Defendants attempt to analogize the definition of destructive device in § 5845(f) to the definition of "explosive or incendiary device" in 18 U.S.C. § 232(5), which was found by the district court in United States v. Birchfield, 486 F. Supp. 137 (M.D. Tenn. 1980), to exclude throwing lighted paper onto a gasoline-soaked floor. The court in that case noted that "the form of destruction described in ... the indictment is a very common means of arson, and in the absence of clear statutory language or a compelling legislative history, this Court must assume that Congress ... did not intend to exert federal jurisdiction over this traditional area of state concern." 486 F. Supp. at 138-39. However, we are not dealing in this case with a "very common means of arson," but with an attempt to destroy property by means of a complex apparatus.

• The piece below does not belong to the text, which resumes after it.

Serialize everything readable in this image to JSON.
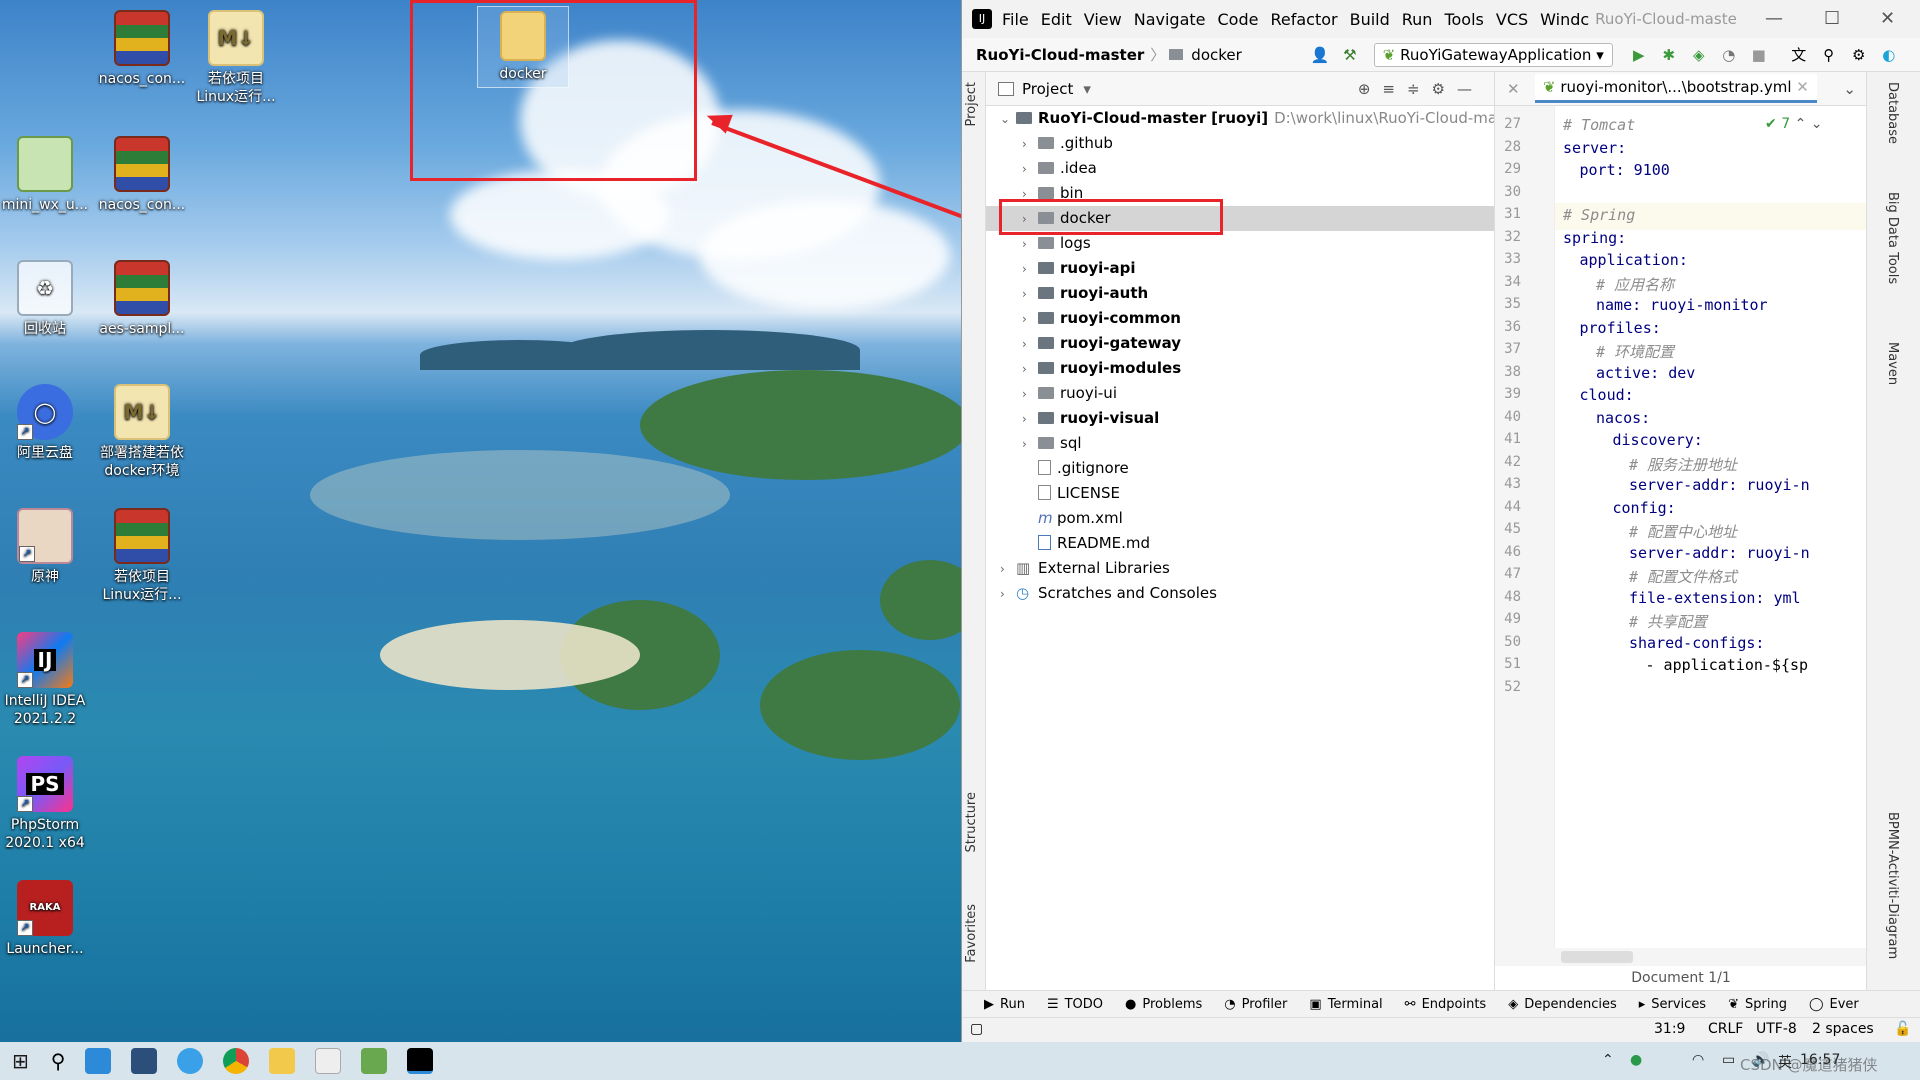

In addition, we note that the defendants in Birchfield were charged under the section of the Explosives Control Act codified at 18 U.S.C. § 844(i), which emphasizes unlawful use, rather than possession, of explosive or incendiary devices
Again, defendants attempt to analogize § 5845(f) to 18 U.S.C. § 232(5). See n.3 supra. Section 232(5) defines an explosive or incendiary device as follows:
(5) The term "explosive or incendiary device" means (A) dynamite and all other forms of high explosives, (B) any explosive bomb, grenade, missile, or similar device, and (C) any incendiary bomb or grenade, fire bomb, or similar device, including any device which (i) consists of or includes a breakable container including a flammable liquid or compound, and a wick composed of any material which, when ignited, is capable of igniting such flammable liquid or compound, and (ii) can be carried or thrown by one individual acting alone.
Id. (Emphasis added.) A careful reading of this section reveals that § 232(5) is not limited to devices capable of being carried or thrown, but rather "includes" such devices.